Let the function K and the distribution \(\mu _{\overline{p},\varGamma }\) be as defined in Sect. 4. Given a set of draws drawn from this distribution it is important to have estimators of the two parameters: the mean and the covariance. In order to estimate the unknown parameters \((\overline{p},\varSigma _{\overline{p}})\) given a set of independent samples \((p_1,..,p_n)\), it is usual to try to maximize the likelihood function. The \(\log \)-likelihood of a set of samples is defined as

$$\begin{aligned} \mathcal {L}(p_1,..,p_n; (\hat{p},\hat{\varSigma }))= & {} \sum _i \log \left( \frac{||x_i||}{\sinh (||x_i||)\sqrt{det(\hat{\varSigma )}}} K\left( \sqrt{x_i^t\hat{\varSigma }^{-1} x_i}\right) \right) \\= & {} \sum _i \log \left( \frac{||x_i||}{\sinh (||x_i||)\sqrt{det(\hat{\varSigma )}}}\right) + log\left( K\left( \sqrt{x_i^t\hat{\varSigma }^{-1} x_i}\right) \right) .\\ \end{aligned}$$

The major difficulty is that it is not possible to optimize the mean and the covariance separately. Thus there might not be explicit expressions of the maximum likelihood. However, the mean and the covariance have natural estimators. It is already known that the empirical barycenter is a strongly consistent estimator of the barycenter, see [21] Theorem 2.3.

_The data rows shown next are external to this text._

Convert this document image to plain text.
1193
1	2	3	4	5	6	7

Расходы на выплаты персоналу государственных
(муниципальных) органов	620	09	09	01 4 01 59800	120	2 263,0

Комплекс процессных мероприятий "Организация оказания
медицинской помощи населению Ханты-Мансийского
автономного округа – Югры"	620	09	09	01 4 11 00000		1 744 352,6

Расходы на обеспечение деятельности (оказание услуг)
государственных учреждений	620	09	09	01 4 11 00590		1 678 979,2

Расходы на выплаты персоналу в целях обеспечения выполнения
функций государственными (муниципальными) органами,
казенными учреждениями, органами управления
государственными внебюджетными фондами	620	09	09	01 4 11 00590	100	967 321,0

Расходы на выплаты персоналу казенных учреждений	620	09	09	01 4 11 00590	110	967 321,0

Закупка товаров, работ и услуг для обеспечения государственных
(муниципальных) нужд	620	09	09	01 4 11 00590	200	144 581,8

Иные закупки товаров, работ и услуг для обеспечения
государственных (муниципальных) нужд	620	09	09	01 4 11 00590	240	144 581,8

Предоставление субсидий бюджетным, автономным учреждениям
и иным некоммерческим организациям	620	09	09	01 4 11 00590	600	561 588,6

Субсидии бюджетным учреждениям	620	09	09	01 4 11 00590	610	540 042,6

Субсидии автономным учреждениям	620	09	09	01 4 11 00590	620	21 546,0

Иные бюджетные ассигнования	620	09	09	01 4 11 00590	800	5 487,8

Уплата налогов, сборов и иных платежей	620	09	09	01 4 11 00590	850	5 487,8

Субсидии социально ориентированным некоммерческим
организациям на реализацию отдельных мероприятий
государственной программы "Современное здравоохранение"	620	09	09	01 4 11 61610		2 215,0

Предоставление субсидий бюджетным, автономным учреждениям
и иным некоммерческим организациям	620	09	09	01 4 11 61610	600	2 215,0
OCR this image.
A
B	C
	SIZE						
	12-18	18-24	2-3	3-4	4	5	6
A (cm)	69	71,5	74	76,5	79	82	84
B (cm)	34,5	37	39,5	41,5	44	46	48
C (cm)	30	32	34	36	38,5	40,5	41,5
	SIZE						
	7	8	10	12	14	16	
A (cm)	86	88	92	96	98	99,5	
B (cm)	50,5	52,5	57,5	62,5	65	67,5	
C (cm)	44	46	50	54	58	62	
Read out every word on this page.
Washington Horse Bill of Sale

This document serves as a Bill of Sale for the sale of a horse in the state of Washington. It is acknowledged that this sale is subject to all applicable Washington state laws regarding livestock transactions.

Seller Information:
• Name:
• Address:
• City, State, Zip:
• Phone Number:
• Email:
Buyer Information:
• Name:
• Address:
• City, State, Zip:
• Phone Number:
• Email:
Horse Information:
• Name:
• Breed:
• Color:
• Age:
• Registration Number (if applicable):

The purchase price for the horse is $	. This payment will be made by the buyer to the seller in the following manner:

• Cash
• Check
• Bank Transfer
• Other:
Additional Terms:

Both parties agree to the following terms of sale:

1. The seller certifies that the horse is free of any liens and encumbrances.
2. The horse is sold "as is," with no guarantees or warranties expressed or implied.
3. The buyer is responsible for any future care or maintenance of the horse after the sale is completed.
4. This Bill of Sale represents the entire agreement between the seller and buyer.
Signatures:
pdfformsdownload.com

Given an estimate of the barycenter, it is possible to compute the empirical covariance in the corresponding tangent plane,

$$\begin{aligned} \hat{\varSigma }_{\hat{p}}=\frac{1}{N}\sum x_i x_i^t \end{aligned}$$
(4)

Using a similar construction as the Sasakian metric, see [22], the vector bundle \(T\mathbb {D} \otimes T\mathbb {D}\) can be endowed with a Riemannian metric. Although we do not prove it in this paper, we are convinced that almost surely

$$\begin{aligned} d((\hat{p},\hat{\varSigma }_{\hat{p}}),(\overline{p},\varSigma )) \underset{n\rightarrow +\infty }{\longrightarrow } 0, \end{aligned}$$

where d is the Riemannian distance on \(T\mathbb {D} \otimes T\mathbb {D}\).

6 Conclusion

In this paper we proposed a set of parametric families of anisotropic distributions on the hyperbolic plane. The main interest of these distributions is that the covariance matrix and concentration matrix are equal. The empirical mean and covariance provide thus simple estimators of the parameters of the distribution. Working with anisotropic distributions is expected to reduce the number of distributions used in mixture models and thus to reduce the computational complexity of the parameter estimation of the mixture models. On the one hand, our future work will focus on deriving convergence rates of the estimation of the covariance. On the other hand, we will study the use of these distributions in problems of radar signal classification.